In this example, we consider an investor who holds a diversified corporate bond portfolio and aims to decarbonize it over time. The investor may be averse to significant portfolio fluctuations and may adjust the specific objective definition over time. Most current decarbonization methodologies employ exclusion criteria, which suggest the forced selling of high-emitting issuers. This strategy, however, can avoid such forced sales. The methodology can be customized to gradually exit high emitters at a pre-defined pace, aligning with the investor’s decarbonization targets.

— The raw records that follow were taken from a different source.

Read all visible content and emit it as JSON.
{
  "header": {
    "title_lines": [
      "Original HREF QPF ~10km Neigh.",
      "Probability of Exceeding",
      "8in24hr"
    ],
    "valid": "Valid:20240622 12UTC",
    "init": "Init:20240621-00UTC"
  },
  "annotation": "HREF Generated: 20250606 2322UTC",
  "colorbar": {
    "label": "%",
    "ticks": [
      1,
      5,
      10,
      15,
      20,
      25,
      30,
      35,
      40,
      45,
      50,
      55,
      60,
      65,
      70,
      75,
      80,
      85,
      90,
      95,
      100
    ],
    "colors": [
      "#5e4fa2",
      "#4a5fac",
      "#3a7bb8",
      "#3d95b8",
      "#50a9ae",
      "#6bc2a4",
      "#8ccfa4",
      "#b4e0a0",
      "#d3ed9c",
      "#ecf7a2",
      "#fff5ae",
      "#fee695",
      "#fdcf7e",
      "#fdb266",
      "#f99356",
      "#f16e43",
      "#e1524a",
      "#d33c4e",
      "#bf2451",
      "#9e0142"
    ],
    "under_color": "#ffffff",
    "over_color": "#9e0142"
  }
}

We backtest a monthly rebalancing Cashflow-managed strategy using a Euro corporate benchmark, aiming to reduce carbon emissions.

Figure 5

The implemented solution is intentionally kept simple to demonstrate its potential impact. The Cashflow-managed strategy exhibits a return profile similar to that of the Bloomberg Euro IG benchmark (the “benchmark”) while significantly reducing the portfolio’s carbon emissions relative to the benchmark.

Figure 6

The Cashflow-managed strategy’s turnover was 22% per annum, comparable to that of the benchmark in the same period (20%).  During this period, a significant number of securities were issued, leading to adjustments in the benchmark index.

Figure 7

Conclusion

This simple variation in the benchmark construction methodology can reduce turnover and allow for goal-based investing solutions. The turnover can be further reduced by holding bonds until maturity. In addition to examples discussed in this study, potential applications include:

  1. Gradual changes based on risk factors such as ratings, duration, sector or country exposures.
  2. Target duration portfolios
  3. Portfolios with climate objectives over medium to long run
  4. Managing portfolios with intrinsically higher turnover costs, such as emerging market corporates

The Cashflow-managed strategy can be extended for use in an optimization framework in several ways. One approach is to calculate the available weight as defined in the methodology above and apply optimization only to the pre-defined tradable universe, allocating the available weight. The weights of non-tradable securities remain unchanged. Alternatively, investors can configure the optimizer to allow only the purchase of securities within the tradable universe, thereby avoiding additional selling.

The Cashflow-managed strategy may be particularly advantageous for investors aiming to achieve long-term goals or make gradual portfolio adjustments with the reduced need for immediate, large-scale selling. Additionally, as investors’ objectives evolve over time, this methodology allows for an increasingly seamless transition in portfolio positioning, minimizing significant additional turnover.